Earlier this month, Android Central began receiving reports from some Ring Doorbell Pro users that they could view video feeds that were not attached to their houses.
Enabled by Wi-Fi, Ring is a so-called "smart" doorbell that allows users to answer their doors anywhere via video on their smartphones.
The doorbell comes equipped with motion sensors that monitor for activity on a user's property. If triggered, those sensors send a mobile alert to the user, who can choose to enable on their smartphone a video feed transmitted from the Ring doorbell. The user can then see or interact with whatever (or whomever) triggered the sensors.
Ring touts itself as providing "a new level of security."
But not in this case.
It's freaky enough to see the video feed from another house's doorbell. It's downright disturbing to think someone else is watching your own home's front porch.
Given those privacy concerns, Android Central reached out to Ring. The company has since released the following statement:
"Security is at the core of our company and this is something Ring takes very seriously. Here's what happened. We use random numbers to generate a call ID from Ring products. We did a very robust Beta test of the new Ring Video Doorbell Pro on experimental software, and when we moved it out of Beta for the commercial launch, some customers' numbers were in two different databases. As a result, those call ID numbers were overwritten.
We believe, based on all the data we have analyzed, that this caused less than ten instances - out of more than 4 million calls per day and over 84 million calls in total - where video recordings overlapped for Ring Video Doorbell Pro users only. We are in the process of merging those databases so this will no longer occur. This issue only effected Ring Video Doorbell Pro users, not users of our other products, Ring Video Doorbell and Ring Stick Up Cam."

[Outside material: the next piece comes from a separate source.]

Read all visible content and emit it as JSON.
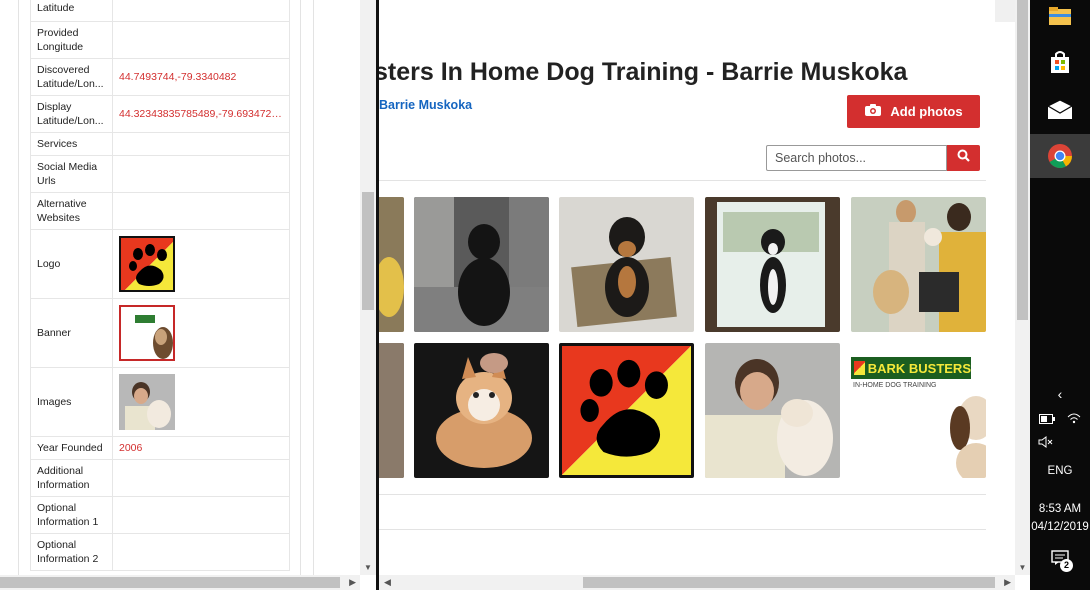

Ring definitely should have done its due diligence and made sure all of their customers' personal information was stored in the correct location when they moved for commercial launch.

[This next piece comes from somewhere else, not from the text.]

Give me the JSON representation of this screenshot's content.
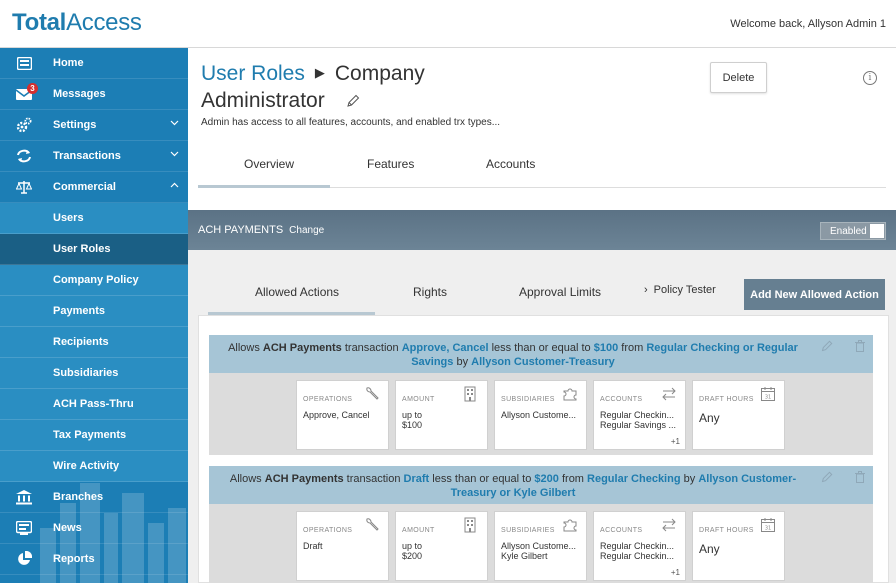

It's not as though the firm hasn't found itself in hot water before over security and privacy issues. Earlier this year, for instance, a flaw was found in Ring's "smart" doorbell that could have allowed attackers to easily steal the passwords to customers' Wi-Fi networks.
But to be fair, it's good to see the smart doorbell company taking responsibility for this latest issue. And if how it has resolved past security flaws is any indication, Ring should have everything fixed within a few weeks.
In the meantime, if you are a Ring user who can see other people's video feeds, make sure you contact the doorbell company and let them know.
Let's be honest: you'd want someone to do the same if they could view your doorstep.